Hari minggu pagi di kediaman keluarga Jeon terlihat tenang. Seorang wanita yang membersihkan kaca tidak henti-hentinya tersenyum.

"Kau baik-baik saja kan?" tanya temannya yang sedang memegang sapu.

"Hari ini sangat damai. Aku seperti bisa bekerja di sini seratus tahun lagi." Wanita itu mengikuti arah pandang temannya. Ikut tersenyum melihat dua tuan mudanya duduk manis di sofa.

"Tuhan sangat memberkati tuan besar sampai memberi putra yang pintar, tampan, manis, dan menggemaskan. Tidak hanya satu, tapi Tuhan memberi dua sekaligus. Aku yakin harta berlimpah yang dimiliki sekarang tidak sebanding dengan kebahagiaan memiliki mereka berdua."

"Kalian berdua, lanjutkan pekerjaan kalian." Dua wanita muda itu langsung pergi dengan tergesa. Membuat wanita yang lebih tua menggelengkan kepalanya.

Tidak seperti dua wanita muda yang memandang si kembar dengan tersenyum, wanita tua itu justru memandang sendu ke duanya. Namun ia langsung beranjak melihat kehadiran tuan Jeon.

"Kalian berdua ada di sini." Suara sang ayah membuat Wooshi dan Wonwoo mendongak bersamaan. Wooshi yang sedang tidur di paha Wonwoo langsung mendudukkan dirinya.

"Wonwoo-ya." Sang ayah memandangi ke duanya bergantian.

"Ya, Appa." Wooshi berdiri dari duduknya. Menghadap sang ayah yang langsung mengalihkan tatapan ke arahnya.

"Bersiaplah! Kau harus ikut dengan appa." Pria dewasa itu beranjak setelah menyelesaikan kalimatnya. Tidak menyadari salah satu putranya memandang kepergiannya dengan tatapan terluka.

"Sudah delapan belas tahun, tapi Appa sama sekali tidak mengenali kita Wonwoo-ya," ucap Wooshi sedih.

Wonwoo yang masih duduk di sofa menggerakkan tangannya. Menyentuh tangan Wooshi dan menggenggamnya. Ia tidak bisa memberikan kalimat pelipur lara untuk kembarannya. Hanya mampu menyalurkan kehangatan lewat genggaman.

"Di dunia ini, hanya kau yang mengenaliku dan hanya aku yang mengenalimu." Wooshi kembali bersuara. Sedangkan Wonwoo menyetujui kalimat itu dalam diamnya.

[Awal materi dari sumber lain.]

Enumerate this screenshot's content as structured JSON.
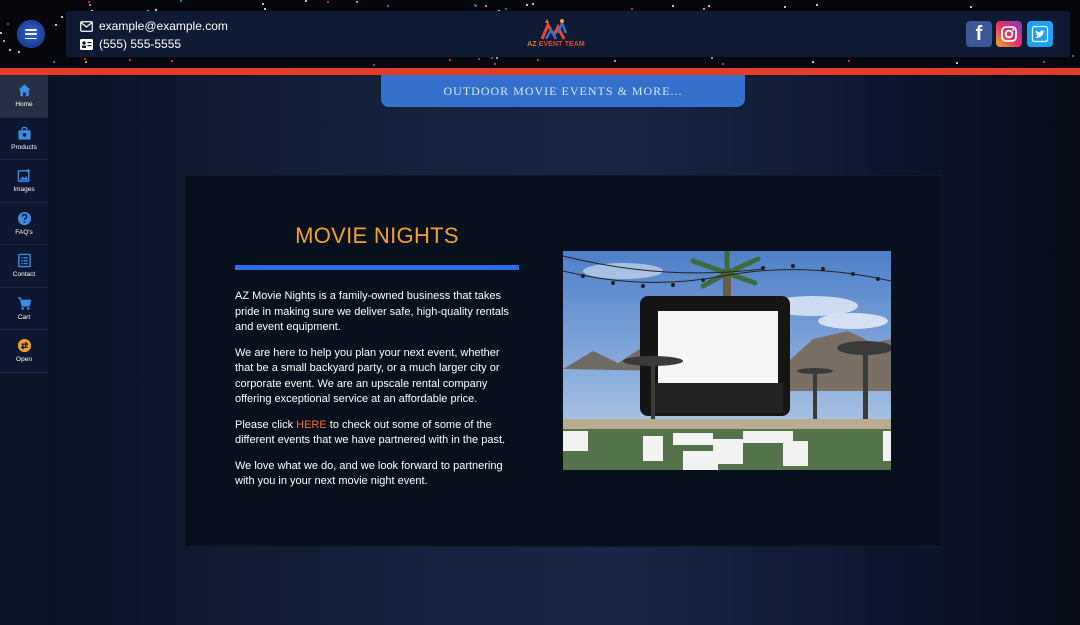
{
  "header": {
    "email": "example@example.com",
    "phone": "(555) 555-5555",
    "logo_text_a": "AZ ",
    "logo_text_b": "EVENT TEAM",
    "social": [
      "facebook-icon",
      "instagram-icon",
      "twitter-icon"
    ]
  },
  "sidebar": {
    "items": [
      {
        "label": "Home",
        "icon": "home-icon"
      },
      {
        "label": "Products",
        "icon": "bag-icon"
      },
      {
        "label": "Images",
        "icon": "image-icon"
      },
      {
        "label": "FAQ's",
        "icon": "question-icon"
      },
      {
        "label": "Contact",
        "icon": "contact-icon"
      },
      {
        "label": "Cart",
        "icon": "cart-icon"
      },
      {
        "label": "Open",
        "icon": "swap-icon"
      }
    ]
  },
  "banner": {
    "text": "OUTDOOR MOVIE EVENTS & MORE..."
  },
  "main": {
    "title": "MOVIE NIGHTS",
    "p1": "AZ Movie Nights is a family-owned business that takes pride in making sure we deliver safe, high-quality rentals and event equipment.",
    "p2": "We are here to help you plan your next event, whether that be a small backyard party, or a much larger city or corporate event. We are an upscale rental company offering exceptional service at an affordable price.",
    "p3_before": "Please click ",
    "p3_link": "HERE",
    "p3_after": " to check out some of some of the different events that we have partnered with in the past.",
    "p4": "We love what we do, and we look forward to partnering with you in your next movie night event."
  },
  "colors": {
    "accent_red": "#e23b26",
    "accent_blue": "#3570cc",
    "heading_orange": "#f0a22e",
    "link_orange": "#ef6b3f"
  }
}
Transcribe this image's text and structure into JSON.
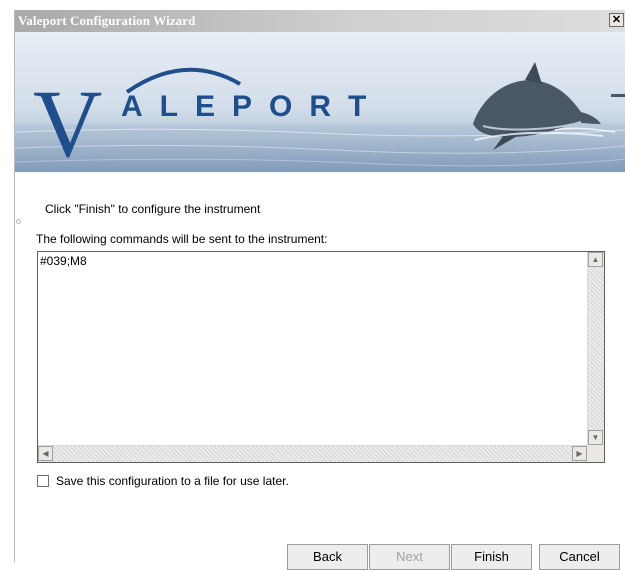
{
  "window": {
    "title": "Valeport Configuration Wizard",
    "close_label": "✕"
  },
  "banner": {
    "logo_first": "V",
    "logo_rest": "ALEPORT"
  },
  "content": {
    "finish_hint": "Click \"Finish\" to configure the instrument",
    "commands_label": "The following commands will be sent to the instrument:",
    "commands_text": "#039;M8",
    "save_checkbox_label": "Save this configuration to a file for use later.",
    "save_checked": false
  },
  "buttons": {
    "back": "Back",
    "next": "Next",
    "finish": "Finish",
    "cancel": "Cancel"
  },
  "colors": {
    "logo_blue": "#1f4e8c",
    "title_bar": "#a9a9a9"
  }
}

Setelah Wonwoo berganti pakaian, Wooshi masih duduk di sofa. Ia tersenyum melihat penampilan Wonwoo yang tampak berbeda.

"Kau sangat tampan dengan pakaian itu." Pujian itu membuat Wonwoo kembali menelisik penampilannya.

"Apa aku pantas dengan pakaian formal seperti ini?" tanya Wonwoo.

"Sangat bagus, sangat cocok, dan sangat tampan." Wooshi terlihat sangat antusias.

"Sepertinya kau bermaksud memuji dirimu sendiri," ucap Wonwoo yang membuat Wooshi terkekeh. Perhatian ke duanya teralihkan saat sang ayah mendekat.

"Kau sudah siap?" tanya tuan Jeon.

"Iya, Appa."

"Kita pergi sekarang!"

"Appa." Panggilan itu berasal dari Wooshi.

"Apa aku tidak bisa ikut menemani Wonwoo?" tanyanya.

"Kau di rumah saja dan beristirahatlah! Kalau kau menginginkan sesuatu, mereka akan menyiapkannya untukmu."

"Tapi-" Bibir Wooshi kembali tertutup saat tuan Jeon meninggalkannya begitu saja.

"Kau pergilah! Appa tidak suka menunggu." Wooshi menyadarkan Wonwoo yang hanya mematung di tempatnya.

Di luar sana tuan Jeon sudah duduk dengan nyaman. Dan seorang laki-laki berjas hitam berdiri di depan pintu. Mempersilahkan Wonwoo untuk duduk di dekat sang tuan besar.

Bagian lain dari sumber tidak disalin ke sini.